Ia mengatakan, tingkat kebocoran air pada pipa PDAM mencapai 47 persen dalam setahunnya dengan tingkat kerugian mencapai ratusan miliar.

Karena itu, dia meminta agar direksi PDAM mau memperbaiki kinerjanya dan meningkatkan pelayanan kepada masyarakat.

Bawas PDAM Makassar yang dilantik, Aminuddin Ilmar, Burhanuddin Odja dan Arifuddin Hamarung bisa memberikan hasil evaluasi terhadap kinerja direksi PDAM dan menyampaikan kepada Wali Kota Makassar selaku penanggungjawab.

"Jika dalam jangka tiga bulan ini tidak ada perkembangan dari jajaran direksi maka saya pastikan mengambil langkah tegas, apalagi jika Bawas PDAM sudah memberikan hasil evaluasinya," tuturya.

PDAM disorot karena dinilai mengalami kerugian hingga Rp215 miliar selama bertahun-tahun.

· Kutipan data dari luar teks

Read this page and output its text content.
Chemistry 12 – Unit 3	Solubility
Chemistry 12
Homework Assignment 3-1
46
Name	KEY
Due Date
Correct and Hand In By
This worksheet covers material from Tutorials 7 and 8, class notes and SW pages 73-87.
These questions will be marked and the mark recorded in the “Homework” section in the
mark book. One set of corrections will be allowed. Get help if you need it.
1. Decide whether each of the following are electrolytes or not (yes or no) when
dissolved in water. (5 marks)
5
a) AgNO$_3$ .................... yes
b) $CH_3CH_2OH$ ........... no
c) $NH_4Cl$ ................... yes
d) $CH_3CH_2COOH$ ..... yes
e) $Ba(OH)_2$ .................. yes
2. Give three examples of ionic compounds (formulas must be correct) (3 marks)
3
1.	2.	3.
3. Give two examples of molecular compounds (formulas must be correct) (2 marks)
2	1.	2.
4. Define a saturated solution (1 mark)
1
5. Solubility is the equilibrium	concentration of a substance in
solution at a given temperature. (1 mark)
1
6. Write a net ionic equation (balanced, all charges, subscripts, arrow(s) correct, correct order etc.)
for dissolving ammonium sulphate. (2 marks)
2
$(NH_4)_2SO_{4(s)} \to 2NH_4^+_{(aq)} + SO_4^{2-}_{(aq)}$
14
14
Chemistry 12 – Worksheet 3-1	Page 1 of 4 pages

Selain kerugian, PDAM juga mengoleksi banyak utang.

Direktur Utama PDAM Tadjuddin Noor melaporkan pembayaran utang sebanyak Rp15 miliar kepada pemerintah pusat.

Pemerintah pusat, kata dia, menghapus utang PDAM sebanyak Rp121 miliar, sehingga tersisa Rp23 miliar yang ditanggung oleh PDAM.

Selain itu, Dirut PDAM juga masih bermsasalh dengan hukum karena tersangkut kasus dugaan korupsi pengadaan meteran air 2007 senilai Rp1,2 miliar.

"Kalau memang semua bukti sudah cukup mengarah ke korupsi, maka kasus pengadaan meteran air ini harus dituntaskan sampai peradilan. Prosesnya harus terus berjalan," ujar Ilham.